Up Close and Personal
The on-site visit is an integral part of the North Carolina Local Health Department Accreditation program. This is true not only because the site visitors gather important information but also because it makes the program a true collaboration of equals working together toward the clear goal of improving public health practice. Site visitors spend 3 days of intensive, demanding teamwork with each department they visit. They get a chance to make real connections with the staff of the department, clarifying and verifying the information in the self-assessments and related evidence.
When health departments prepare their documentation, it is with an insider's view—and information may not always be as clear or explanatory to the outside reader. The ability to have two-way communication is critical to making this program a quality improvement process and not merely an assessment process: The goal is not to punish a department that provides incomplete information but to understand in what this department is doing well, what it needs help with, and move this department forward toward full capacity to provide the essential services of public health.

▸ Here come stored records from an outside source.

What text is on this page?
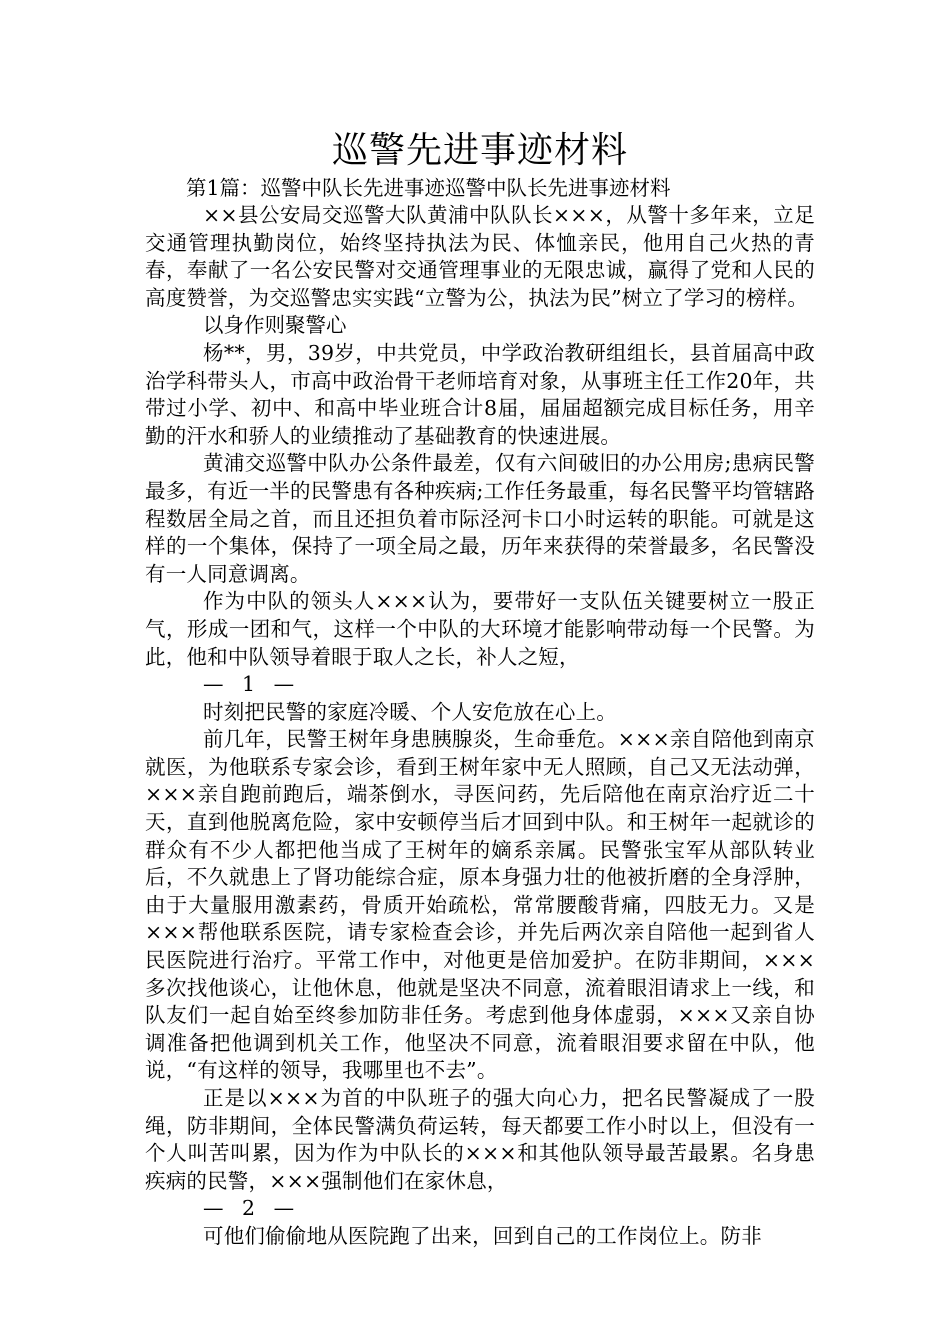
巡警先进事迹材料

第1篇：巡警中队长先进事迹巡警中队长先进事迹材料

××县公安局交巡警大队黄浦中队队长×××，从警十多年来，立足交通管理执勤岗位，始终坚持执法为民、体恤亲民，他用自己火热的青春，奉献了一名公安民警对交通管理事业的无限忠诚，赢得了党和人民的高度赞誉，为交巡警忠实实践“立警为公，执法为民”树立了学习的榜样。

以身作则聚警心

杨**，男，39岁，中共党员，中学政治教研组组长，县首届高中政治学科带头人，市高中政治骨干老师培育对象，从事班主任工作20年，共带过小学、初中、和高中毕业班合计8届，届届超额完成目标任务，用辛勤的汗水和骄人的业绩推动了基础教育的快速进展。

黄浦交巡警中队办公条件最差，仅有六间破旧的办公用房;患病民警最多，有近一半的民警患有各种疾病;工作任务最重，每名民警平均管辖路程数居全局之首，而且还担负着市际泾河卡口小时运转的职能。可就是这样的一个集体，保持了一项全局之最，历年来获得的荣誉最多，名民警没有一人同意调离。

作为中队的领头人×××认为，要带好一支队伍关键要树立一股正气，形成一团和气，这样一个中队的大环境才能影响带动每一个民警。为此，他和中队领导着眼于取人之长，补人之短，

— 1 —

时刻把民警的家庭冷暖、个人安危放在心上。

前几年，民警王树年身患胰腺炎，生命垂危。×××亲自陪他到南京就医，为他联系专家会诊，看到王树年家中无人照顾，自己又无法动弹，×××亲自跑前跑后，端茶倒水，寻医问药，先后陪他在南京治疗近二十天，直到他脱离危险，家中安顿停当后才回到中队。和王树年一起就诊的群众有不少人都把他当成了王树年的嫡系亲属。民警张宝军从部队转业后，不久就患上了肾功能综合症，原本身强力壮的他被折磨的全身浮肿，由于大量服用激素药，骨质开始疏松，常常腰酸背痛，四肢无力。又是×××帮他联系医院，请专家检查会诊，并先后两次亲自陪他一起到省人民医院进行治疗。平常工作中，对他更是倍加爱护。在防非期间，×××多次找他谈心，让他休息，他就是坚决不同意，流着眼泪请求上一线，和队友们一起自始至终参加防非任务。考虑到他身体虚弱，×××又亲自协调准备把他调到机关工作，他坚决不同意，流着眼泪要求留在中队，他说，“有这样的领导，我哪里也不去”。

正是以×××为首的中队班子的强大向心力，把名民警凝成了一股绳，防非期间，全体民警满负荷运转，每天都要工作小时以上，但没有一个人叫苦叫累，因为作为中队长的×××和其他队领导最苦最累。名身患疾病的民警，×××强制他们在家休息，

— 2 —

可他们偷偷地从医院跑了出来，回到自己的工作岗位上。防非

We do not pretend here to present an evaluation of the North Carolina Local Health Department Accreditation program. Such evaluations can be found elsewhere.2,3 The observations presented here do not begin to measure the performance or process of this or any other accreditation or assessment program. Also, there are other aspects of North Carolina's efforts on behalf of the public health system that may contribute to its success. For example, the East Carolina University Department of Public Health has a contract with the NC Division of Public Health to orient boards of health to public health practice, including the accreditation process. Boards of health in North Carolina are made up of community members who may or may not be educated or experienced in public health, yet they play a key role holding the health department accountable to the community. Useful evaluations of the accreditation program will have to take into account the effects of other contributions such as this. What we present here are unscientific reflections by dedicated individuals involved deeply with this program (B. Alexander, G. Bond, B. Chavious, D. Williams, J. Nicholson, D. Plyler, W. Sandele, unpublished data). These individuals, and many more, have put forth enormous effort in this endeavor.